In recent years, she’s found it increasingly difficult to be outside for long periods of time. “I’ve really come to a place of not being able to work in the summer heat,” she said. The extreme temperatures, paired with more frequent smoke from wildfires in the summer and fall, pushed Hachmyer to rethink how she farmed. “I couldn’t keep martyring myself,” she says.

Farmer Caiti Hachmyer focuses on cool-weather crops to prioritize her health as the summers in her hometown of Sebastopol, California, grow hotter.

The final straw for Hachmyer was losing half of her crops in 2021 to drought. (She was dry farming a portion of her fields, meaning they were unirrigated.) Walking through fields of dying crops was emotionally draining, she says: “It was actually a fairly traumatic experience.” Hachmyer had already started to think about other ways of farming, and her farm assistant suggested the idea of running a winter community-supported agriculture (CSA) program. The time was right for something to shift, Hachmyer remembered thinking. “In order to continue farming, I need to change my model.”

Hachmyer now grows predominantly storage and cool-weather crops on her 1.2-acre site. Her main planting season runs from April through late June, and she no longer spends 10-hour days planting, harvesting, and selling at farmers’ markets in the summer. Instead, she grows storage crops like onions and squash in preparation for her winter CSA. Once a month from December through February, customers pick up roughly 40 pounds of produce. The haul, which often includes vegetables such as onions, potatoes, and winter squash paired with more perishable offerings like leeks and radishes, is designed to nourish a family for several weeks. “Much of what you’re distributing in the winter can be [sold] in larger quantities for consumers to store,” Hachmyer says.

“As we got better, we would grow longer and longer into the season. We realized how much we could do in the winter.”
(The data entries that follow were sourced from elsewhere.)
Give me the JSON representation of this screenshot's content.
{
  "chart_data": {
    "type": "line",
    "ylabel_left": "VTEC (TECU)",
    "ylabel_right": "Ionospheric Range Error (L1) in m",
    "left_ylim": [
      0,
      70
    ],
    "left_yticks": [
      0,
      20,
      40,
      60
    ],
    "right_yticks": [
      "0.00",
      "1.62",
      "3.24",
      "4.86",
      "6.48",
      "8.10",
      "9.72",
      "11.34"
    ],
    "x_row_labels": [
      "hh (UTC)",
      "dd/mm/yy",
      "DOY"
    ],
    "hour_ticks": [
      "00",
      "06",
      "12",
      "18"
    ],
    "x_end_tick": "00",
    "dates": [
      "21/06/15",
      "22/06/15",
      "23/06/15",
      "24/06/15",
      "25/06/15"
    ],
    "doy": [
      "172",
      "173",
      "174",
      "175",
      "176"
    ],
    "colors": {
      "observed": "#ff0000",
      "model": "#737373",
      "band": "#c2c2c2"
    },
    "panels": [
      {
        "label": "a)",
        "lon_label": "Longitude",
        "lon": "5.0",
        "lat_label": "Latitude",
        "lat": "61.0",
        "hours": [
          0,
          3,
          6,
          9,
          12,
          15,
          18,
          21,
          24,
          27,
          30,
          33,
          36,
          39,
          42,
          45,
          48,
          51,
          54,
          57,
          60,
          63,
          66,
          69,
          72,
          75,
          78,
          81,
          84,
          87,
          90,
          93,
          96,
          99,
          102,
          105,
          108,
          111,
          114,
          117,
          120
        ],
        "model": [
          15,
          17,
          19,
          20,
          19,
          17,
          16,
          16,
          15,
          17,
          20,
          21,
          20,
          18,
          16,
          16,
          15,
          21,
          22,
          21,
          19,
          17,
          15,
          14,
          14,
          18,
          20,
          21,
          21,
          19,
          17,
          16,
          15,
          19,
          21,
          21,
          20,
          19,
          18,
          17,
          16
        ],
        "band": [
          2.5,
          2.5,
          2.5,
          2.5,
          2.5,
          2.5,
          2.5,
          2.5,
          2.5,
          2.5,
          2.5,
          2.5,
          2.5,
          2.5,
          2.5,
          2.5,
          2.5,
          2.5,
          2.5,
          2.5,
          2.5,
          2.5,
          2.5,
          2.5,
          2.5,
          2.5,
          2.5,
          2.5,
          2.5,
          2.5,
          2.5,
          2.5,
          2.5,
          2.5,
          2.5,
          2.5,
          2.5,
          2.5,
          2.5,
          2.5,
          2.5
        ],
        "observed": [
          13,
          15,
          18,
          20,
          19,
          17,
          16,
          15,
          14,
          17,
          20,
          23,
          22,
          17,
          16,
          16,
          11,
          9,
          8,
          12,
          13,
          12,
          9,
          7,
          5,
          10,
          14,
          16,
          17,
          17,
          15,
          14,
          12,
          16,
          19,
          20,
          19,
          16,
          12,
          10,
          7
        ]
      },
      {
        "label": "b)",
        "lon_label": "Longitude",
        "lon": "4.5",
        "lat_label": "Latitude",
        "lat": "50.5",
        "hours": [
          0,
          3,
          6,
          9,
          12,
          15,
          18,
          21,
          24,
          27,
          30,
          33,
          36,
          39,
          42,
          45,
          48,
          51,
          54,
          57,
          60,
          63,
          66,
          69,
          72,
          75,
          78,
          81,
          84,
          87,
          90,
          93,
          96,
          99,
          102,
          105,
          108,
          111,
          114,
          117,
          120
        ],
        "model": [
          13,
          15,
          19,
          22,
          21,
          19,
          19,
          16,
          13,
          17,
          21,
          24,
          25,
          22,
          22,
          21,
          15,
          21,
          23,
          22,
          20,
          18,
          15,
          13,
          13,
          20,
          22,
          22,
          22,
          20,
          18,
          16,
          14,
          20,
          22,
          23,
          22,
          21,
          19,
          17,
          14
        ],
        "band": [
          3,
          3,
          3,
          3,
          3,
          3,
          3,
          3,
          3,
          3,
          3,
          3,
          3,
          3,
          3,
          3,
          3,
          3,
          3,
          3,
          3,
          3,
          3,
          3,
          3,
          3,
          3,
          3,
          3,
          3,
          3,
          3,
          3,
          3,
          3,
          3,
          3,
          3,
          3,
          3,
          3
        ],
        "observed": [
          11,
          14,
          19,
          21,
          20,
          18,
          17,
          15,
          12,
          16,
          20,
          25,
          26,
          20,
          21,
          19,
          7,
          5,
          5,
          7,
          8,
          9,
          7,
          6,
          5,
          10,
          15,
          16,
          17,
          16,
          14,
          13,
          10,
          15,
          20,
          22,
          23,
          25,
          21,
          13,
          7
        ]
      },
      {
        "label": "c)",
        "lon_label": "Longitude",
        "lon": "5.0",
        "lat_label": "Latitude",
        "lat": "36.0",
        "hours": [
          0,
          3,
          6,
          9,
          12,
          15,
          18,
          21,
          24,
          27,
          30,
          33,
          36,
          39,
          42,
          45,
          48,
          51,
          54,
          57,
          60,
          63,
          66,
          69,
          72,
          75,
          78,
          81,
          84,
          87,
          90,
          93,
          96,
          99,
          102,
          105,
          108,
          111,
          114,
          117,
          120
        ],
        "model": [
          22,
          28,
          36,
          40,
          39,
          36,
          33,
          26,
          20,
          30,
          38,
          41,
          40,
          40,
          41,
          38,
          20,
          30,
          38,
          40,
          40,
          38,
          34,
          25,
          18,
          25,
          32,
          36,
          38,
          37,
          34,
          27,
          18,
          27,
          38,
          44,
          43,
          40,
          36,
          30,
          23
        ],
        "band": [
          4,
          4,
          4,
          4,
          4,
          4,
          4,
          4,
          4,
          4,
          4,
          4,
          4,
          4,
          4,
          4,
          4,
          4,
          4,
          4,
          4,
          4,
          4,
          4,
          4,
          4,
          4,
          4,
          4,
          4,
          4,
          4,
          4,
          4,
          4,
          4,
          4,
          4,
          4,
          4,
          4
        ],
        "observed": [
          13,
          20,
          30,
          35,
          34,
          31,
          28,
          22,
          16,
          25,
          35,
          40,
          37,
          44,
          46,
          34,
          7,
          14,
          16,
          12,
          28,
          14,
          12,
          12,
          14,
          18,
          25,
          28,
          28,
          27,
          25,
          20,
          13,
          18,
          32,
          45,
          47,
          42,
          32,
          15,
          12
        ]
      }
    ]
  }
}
Her farm’s CSA model is atypical, Hachmyer admits, but it has distinct advantages. Harvesting for and packing the roughly 40 boxes she sold last year takes about four days but only needs to happen once a month. That left a lot more flexibility in Hachmyer’s schedule. She had time to create value-added products such as dried peppers and tea blends, which she tucked into CSA boxes. The model also makes it possible to pursue off-farm work, which, for both beginning and more established farmers, pays the majority of the bills. (Hachmyer teaches agroecology part-time at nearby Sonoma State University). Last month, she even took a vacation. “I came back to the farm, and I’m not feeling stressed out,” she says.

Other farmers have followed different paths to winter growing. For Michelle and Steven Burger, farming is a second career for both, and they’ve relished the opportunity to improve their skills every year. “As we got better, we would grow longer and longer into the season,” Michelle Burger says. “We realized how much we could do in the winter.”

That was a welcome surprise for the Burgers, who, at the ages 59 and 61, were beginning to question how much longer they could embrace the go-go-go mentality of summertime farming. “You’re trying to grow everything, and at the same time, you’re taking three or four days out of the week to also harvest it and sell it,” Michelle Burger says.